We sent the following fax out to the full Congress. You can cut and paste it from here or download a pdf here to share with your own Senators and Congresspersons:
It’s not too late to stop funding failed “reforms” in new ESEA
Over the past few days, several studies and reports have come out which call into question the two pillars of corporate reform: privatization of our public schools through charter schools, and use of high-stakes standardized testing to judge students, teachers, schools and districts. Both of these “reforms” have been shown to be expensive failures, yet both are slated to receive continued generous funding from the federal government in both Senate and House revisions of the Elementary and Secondary Education Act, unless Congress acts to stop funding failure in a reauthorized ESEA. Here are examples of these findings:
On charter schools:
- The Center for Media and Democracy reported that more than $3.7 billion in federal funding has been poured into charter schools with virtually no accountability.
- An Education Week report on online charter schools found that their students “make dramatically less academic progress than their counterparts in traditional schools.”
- The heavily-touted “Success Academy” charter schools franchise was caught by the New York Times systematically pushing out unwanted students, including a high suspension rate of kindergarteners.
- Notably, President Obama issued a “mea culpa” on overtesting in the nation’s schools.
- NAEP scores were out and showed some of the most significant downturns in decades, including continued large achievement gaps between poor and affluent children.

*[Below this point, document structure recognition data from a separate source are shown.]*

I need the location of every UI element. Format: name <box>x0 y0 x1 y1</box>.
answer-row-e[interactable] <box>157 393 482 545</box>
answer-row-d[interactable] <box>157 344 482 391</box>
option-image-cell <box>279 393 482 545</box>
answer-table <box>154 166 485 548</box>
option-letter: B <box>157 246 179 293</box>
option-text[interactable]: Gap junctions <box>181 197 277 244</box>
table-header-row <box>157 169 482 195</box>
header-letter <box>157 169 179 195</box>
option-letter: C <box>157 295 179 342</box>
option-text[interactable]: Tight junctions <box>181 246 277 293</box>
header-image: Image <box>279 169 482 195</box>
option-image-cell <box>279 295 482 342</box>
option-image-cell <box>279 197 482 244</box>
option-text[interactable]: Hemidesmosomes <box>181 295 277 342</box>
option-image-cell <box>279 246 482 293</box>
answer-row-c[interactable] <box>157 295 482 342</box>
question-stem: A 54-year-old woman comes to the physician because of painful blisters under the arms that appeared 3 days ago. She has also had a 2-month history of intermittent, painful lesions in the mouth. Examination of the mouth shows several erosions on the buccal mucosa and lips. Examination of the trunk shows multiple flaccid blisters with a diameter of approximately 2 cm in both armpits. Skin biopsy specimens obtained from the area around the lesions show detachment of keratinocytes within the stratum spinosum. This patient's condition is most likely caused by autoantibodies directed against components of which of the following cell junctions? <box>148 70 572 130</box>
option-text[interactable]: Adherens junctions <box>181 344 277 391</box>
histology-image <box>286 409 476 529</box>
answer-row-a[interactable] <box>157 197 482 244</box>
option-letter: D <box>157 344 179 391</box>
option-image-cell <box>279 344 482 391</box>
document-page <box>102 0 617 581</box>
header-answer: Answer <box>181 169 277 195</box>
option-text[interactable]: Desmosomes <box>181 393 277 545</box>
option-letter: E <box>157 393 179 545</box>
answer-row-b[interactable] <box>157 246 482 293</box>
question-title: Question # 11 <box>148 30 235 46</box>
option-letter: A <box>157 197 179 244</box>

- A study by Education Week found too many tests that are “redundant…misaligned.. and don’t address students’ mastery of specific content.”
What can Congress do?
For several years, PAA has been urging Congress to stop funding programs that don’t work and can be harmful, and redirect those funds to policies and programs that improve educational opportunity for all children. This includes replacing annual testing mandates with grade-span testing, allowing parents to opt their children out of any standardized test, supporting and strengthening local public schools rather than establishing processes to close and/or privatize them, promoting educationally-sound, healthy, child-centered programs including increased social services, and providing more meaningful opportunities for a strong parent role in school, district, and statewide education policy-making.